Alors  au final, pourquoi une note aussi basse pour un album qu’on peut difficilement qualifier de « vomitif » ? Si l’on peut bien sûr extirper quelques titres de la masse, on a du mal à en qualifier ne serait-ce qu'une de « tuerie », chose qui n’était auparavant pas aussi difficile. Chaque album comptait ses perles, frôlant souvent la moitié de l’album. Le problème ici, c’est qu’aucune chanson ne mérite ce titre pour son ensemble. Seuls quelques passages affolent les compteurs – et nos cœurs – mais ils sont bien trop courts et insuffisants pour pouvoir mettre une note élevée, surtout quand on connait le glorieux passé du quatuor.

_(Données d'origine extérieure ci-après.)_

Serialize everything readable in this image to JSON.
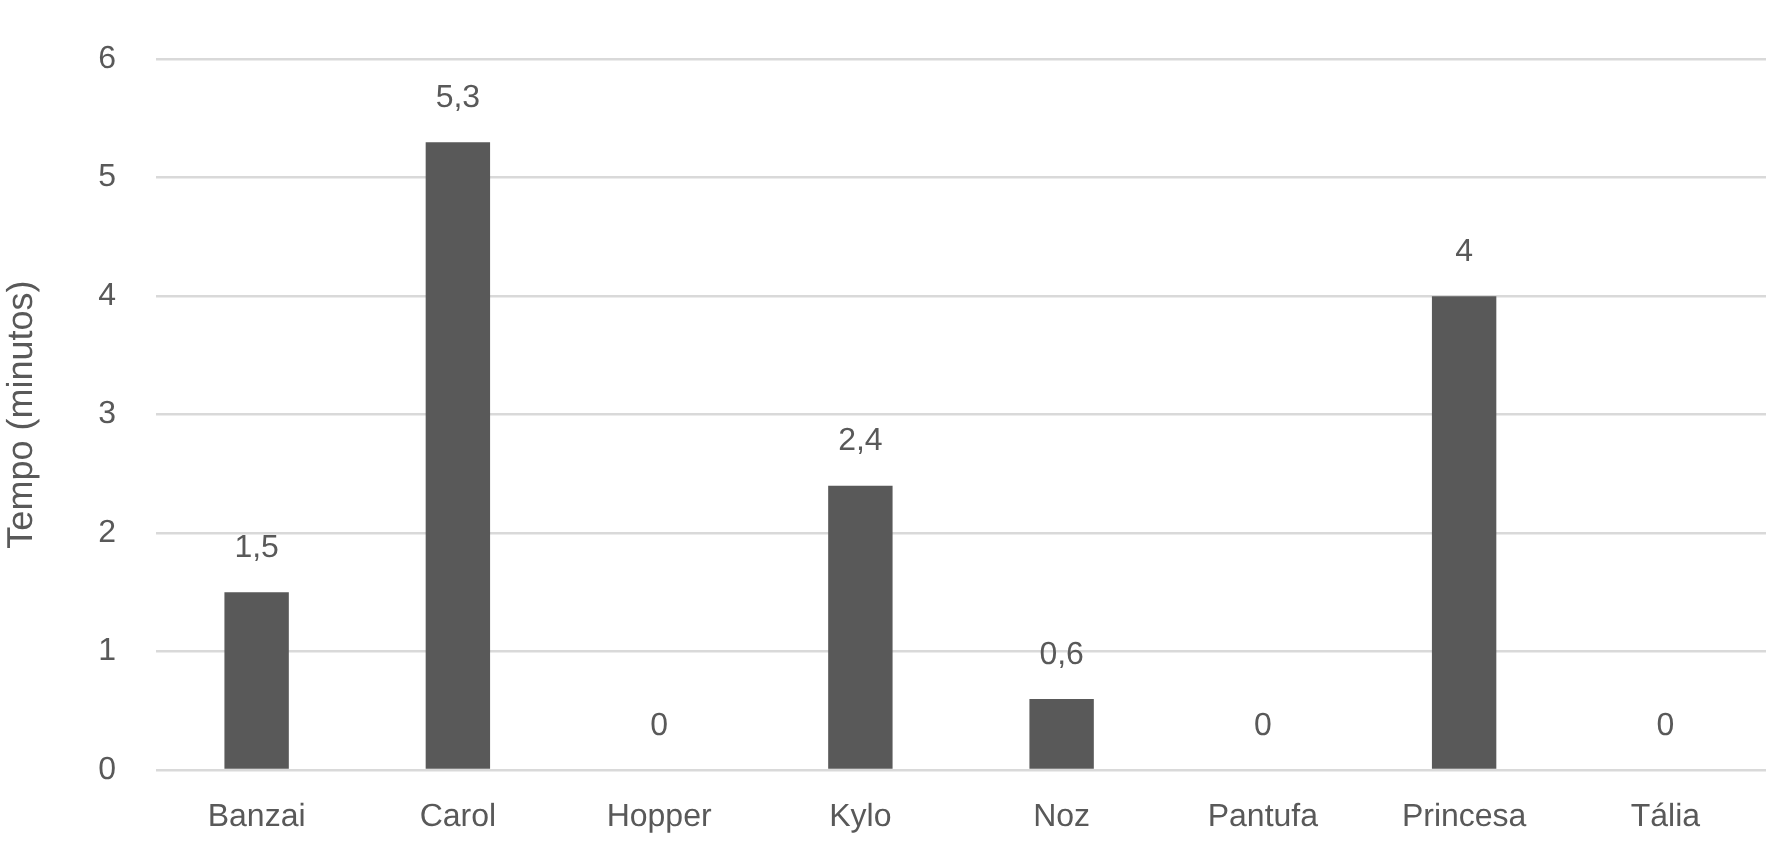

Dans le fond, on ne peut même pas leur reprocher sincèrement cette nouvelle orientation, et ces quarante-quatre minutes pour treize titres, tant ils nous ont prouvé de quoi ils étaient capables en des temps anciens. Le moment est juste venu pour Veil Of Maya de faire ce qu’il veut, ce qu’il lui semble être bien, ou même ce qu’il aime tout simplement. Mais en faisant cela, il sait très bien qu’il va créer deux camps de fans. Les fans de The Common’s Man Collapse seront déçus, indiscutablement. La nouvelle génération, apparue en même temps que Matriarch y retrouvera certainement son compte. A eux de tenir compte de ces deux parties pour en satisfaire le plus grand spectre. Car avec cet album, on en viendrait presque à penser qu’après toutes ces années, Veil Of Maya n’était qu’une fausse idole.


20 octobre 2017. Veil Of Maya sort False Idol. Un déchirement. La confirmation que quelque chose de grand s’est éteint et qu’il laisse derrière lui quelque chose que l’on ne reverra plus jamais. Il y a un avant et un après. Indéniablement.